Today — two days after Doomsday — we know all about the Chrystie St. Cut. We know that a train with 60-foot cars only can slowly wind its way from Essex to the Sixth Ave., and we know that residents in northern Brooklyn and southern Queens are enjoying the new one-seat ride to Chelsea and Midtown. They ought to, after all; it was an expensive connection to build.
Our tale starts in 1954, nearly 15 years before initial revenue service on the Cut would begin. That year, the Transit Authority, the precursor to the MTA, asked the Board of Estimate for $172 million for capital improvements. In their request was a $37 million outlay for the entire Chrystie St. Connection that would allow BMT trains coming off of the Manhattan and Williamsburg Bridges to transfer over to the IND tracks in Manhattan. In 2009 dollars, that would be akin to a $292 million price tag, small beans considering the cost of the Second Ave. Subway and 7 line extension.
From the get-go, the project faced a lukewarm reception. New York City planning officials worried that the connection would be a “possible detriment to efficient rapid transit traffic movement” to and from Lower Manhattan. In 1957, however, these objections were put to bed, and the TA promised a three-year construction timeline. The Board of Estimates authorized a $10.2 million expenditure for the first phase, up from $9 million a year before, and on November 25, 1957, officials gathered for the groundbreaking. The price had risen to $58 million or $437 million in 2009 dollars. Even in the 1950s, the TA couldn’t control construction costs.

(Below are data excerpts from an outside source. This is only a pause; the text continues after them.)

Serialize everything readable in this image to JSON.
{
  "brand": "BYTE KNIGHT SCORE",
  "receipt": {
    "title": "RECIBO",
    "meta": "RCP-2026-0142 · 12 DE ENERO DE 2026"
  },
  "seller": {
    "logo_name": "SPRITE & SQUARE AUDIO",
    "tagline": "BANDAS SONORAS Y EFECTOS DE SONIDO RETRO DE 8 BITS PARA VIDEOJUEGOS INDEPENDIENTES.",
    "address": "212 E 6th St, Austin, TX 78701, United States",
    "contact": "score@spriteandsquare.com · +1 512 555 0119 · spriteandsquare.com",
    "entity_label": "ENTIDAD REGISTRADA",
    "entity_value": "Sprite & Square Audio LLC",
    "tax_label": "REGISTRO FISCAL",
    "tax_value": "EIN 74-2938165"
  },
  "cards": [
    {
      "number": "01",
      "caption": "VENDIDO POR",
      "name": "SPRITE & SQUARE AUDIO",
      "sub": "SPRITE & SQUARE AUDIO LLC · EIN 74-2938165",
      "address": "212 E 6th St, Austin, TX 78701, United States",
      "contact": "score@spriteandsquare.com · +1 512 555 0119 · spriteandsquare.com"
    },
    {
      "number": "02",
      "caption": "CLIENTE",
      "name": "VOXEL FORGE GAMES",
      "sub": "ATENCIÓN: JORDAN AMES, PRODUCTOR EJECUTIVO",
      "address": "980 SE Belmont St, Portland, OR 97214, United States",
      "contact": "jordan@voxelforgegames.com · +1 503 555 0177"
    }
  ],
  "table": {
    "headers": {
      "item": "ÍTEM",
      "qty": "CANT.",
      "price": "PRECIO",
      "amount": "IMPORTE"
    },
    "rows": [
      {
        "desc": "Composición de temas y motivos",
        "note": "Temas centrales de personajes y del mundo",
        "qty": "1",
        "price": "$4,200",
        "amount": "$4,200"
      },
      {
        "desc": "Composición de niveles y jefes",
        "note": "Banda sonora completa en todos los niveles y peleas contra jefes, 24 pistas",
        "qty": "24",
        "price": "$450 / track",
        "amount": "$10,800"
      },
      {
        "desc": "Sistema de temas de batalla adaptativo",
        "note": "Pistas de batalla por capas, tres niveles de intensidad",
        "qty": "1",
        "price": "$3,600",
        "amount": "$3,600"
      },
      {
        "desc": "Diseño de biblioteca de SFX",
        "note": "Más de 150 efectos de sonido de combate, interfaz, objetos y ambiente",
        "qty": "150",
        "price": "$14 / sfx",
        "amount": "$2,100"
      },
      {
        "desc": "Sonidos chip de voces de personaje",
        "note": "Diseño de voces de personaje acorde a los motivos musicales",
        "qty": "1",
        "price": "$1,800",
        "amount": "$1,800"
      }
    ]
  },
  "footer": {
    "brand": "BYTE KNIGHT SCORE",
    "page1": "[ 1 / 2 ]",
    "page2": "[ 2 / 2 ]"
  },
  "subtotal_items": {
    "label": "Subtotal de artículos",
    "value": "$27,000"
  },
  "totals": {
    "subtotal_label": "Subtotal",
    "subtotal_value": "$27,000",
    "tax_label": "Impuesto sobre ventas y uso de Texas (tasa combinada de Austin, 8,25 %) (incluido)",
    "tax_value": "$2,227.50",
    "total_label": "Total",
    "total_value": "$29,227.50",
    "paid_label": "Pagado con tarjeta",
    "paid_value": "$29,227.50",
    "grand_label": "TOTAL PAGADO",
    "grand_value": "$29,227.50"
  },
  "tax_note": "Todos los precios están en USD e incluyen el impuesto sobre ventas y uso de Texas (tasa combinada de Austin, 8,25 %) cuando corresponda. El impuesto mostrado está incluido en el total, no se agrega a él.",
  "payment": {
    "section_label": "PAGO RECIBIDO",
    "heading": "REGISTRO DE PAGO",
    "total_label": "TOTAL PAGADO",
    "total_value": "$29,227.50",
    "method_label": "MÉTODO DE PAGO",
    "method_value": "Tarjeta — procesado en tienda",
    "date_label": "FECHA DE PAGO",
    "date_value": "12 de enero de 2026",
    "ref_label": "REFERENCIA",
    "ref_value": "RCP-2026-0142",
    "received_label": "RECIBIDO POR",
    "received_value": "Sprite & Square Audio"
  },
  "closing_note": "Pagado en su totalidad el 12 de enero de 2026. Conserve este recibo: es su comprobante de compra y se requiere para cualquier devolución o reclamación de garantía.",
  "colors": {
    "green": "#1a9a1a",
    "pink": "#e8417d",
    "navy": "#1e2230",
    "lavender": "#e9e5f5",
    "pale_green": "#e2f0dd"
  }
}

In 1961, a year after the TA’s initial deadline, trouble began. One report accused the authority of wasting money on the modernization project. As 1961 turned into 1962 turned into 1963, the costs rose from $60 million to $70 million. By the end of 1963, one report had the project’s cost at $74.8 million or $518 million in 2009 dollars. In 1964, the new connection was still supposedly one year away from being ready for service, and the city started a clean-up effort that involved restoring parks and removing unsightly barriers.
Finally, a decade after beginning work, in November of 1967, the Chrystie St. Connection went into service. While the passengers were confused, the Manhattan Bridge connection proved to be a hit. The Williamsburg Bridge/Chrystie St. Cut sections suffered though. The KK, a skip-stop service to Jamaica, went into service in the summer of 1968, and commuters were unhappy. The routes were slow and often indirect. By 1975, the MTA had announced plans to pull the plug on the Chrystie St. Cut, and in August of 1976, amidst budget crises and deficits, the KK was no more. In the end, construction of the Chrystie St. Connection took 10 years while K trains ran through the Cut for just eight.
When the last K train rolled down that line, little did New Yorkers realize that a useful subway connection would be severed from the Beame Years until the reign of King Bloomberg. It is ironic too that service originally cut due to a budget deficit was this time restored for the same reasons. I’ll have more riders of the M train later today, but it is a fascinating history. The Chrystie St. Connection remains vital today as trains coming off of the Manhattan Bridge have used it for decades, and now, after just eight years of initial use and nearly four decades of neglect, the Williamsburg connection has been restored. Through it all, we’re still waiting for both a properly funded transit system and the Second Ave. Subway, an original impetus for the Chrystie St. work all those years ago.